Le triage n’a même pas commencé que le commandement du camp est averti, le 24 juin, de l’arrivée, prévue pour le lendemain, d’une commission d’inspection allemande. Le commandant Davergne prend la décision de procéder immédiatement à l’incinération du fichier et de toutes les archives du camp. Le lieutenant Malaureille est chargé de l’exécution de l’ordre. Il se souvient d’un "gigantesque feu de la Saint Jean, à la grande joie des Espagnols et des femmes allemandes, qui apportaient les documents que nous jetions dans le feu". La destruction dure plusieurs heures. Plus de 42 000 dossiers individuels, contenant d’innombrables pièces originales, photos, enquêtes, courrier, sont irrémédiablement détruits.

Cette perte est irréparable. D’abord, pour les quelques 42 000 hommes, femmes et enfants internés avant le 24 juin 1940, puisque ce fonds pourrait, aujourd'hui encore, servir de référence à l'attribution, par les services préfectoraux, de certificats d'internement et donc, donner droit à la reconnaissance d'une pension. Ensuite pour l’histoire et pour les historiens, condamnés à n'utiliser, pour les deux premières périodes du camp, qu'une documentation imprécise, de seconde main.

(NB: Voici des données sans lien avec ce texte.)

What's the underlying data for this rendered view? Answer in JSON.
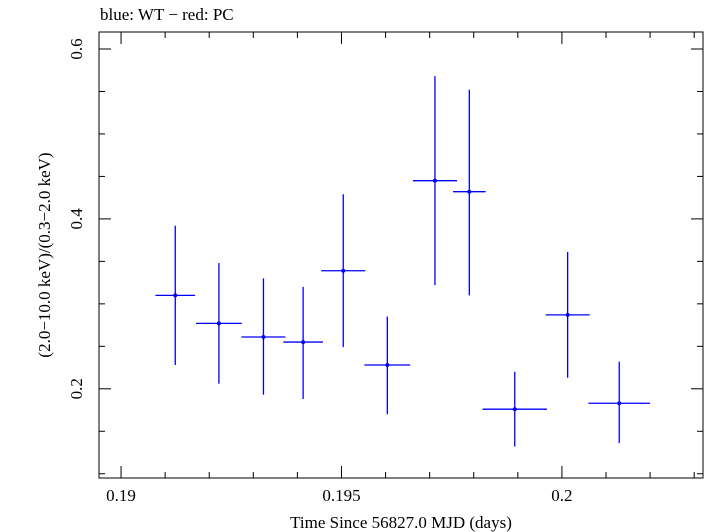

Cependant, cette perte a été ressentie, pendant la Seconde Guerre mondiale, comme un bienfait. Elle a, en effet, permis à de nombreux "internationaux" et même à certains Espagnols, d'échapper aux poursuites que la police vichyssoise n'aurait pas manqué d'entreprendre à leur encontre. Elle a offert à certains d'entre eux l'occasion de prendre une nouvelle identité, moins "marquée" que la précédente, et de jouir ainsi des avantages de l'anonymat. À ce titre, elle a sauvé des vies humaines ou, tout au moins, augmenté les chances de survie d'un grand nombre de Gursiens entrés dans la Résistance.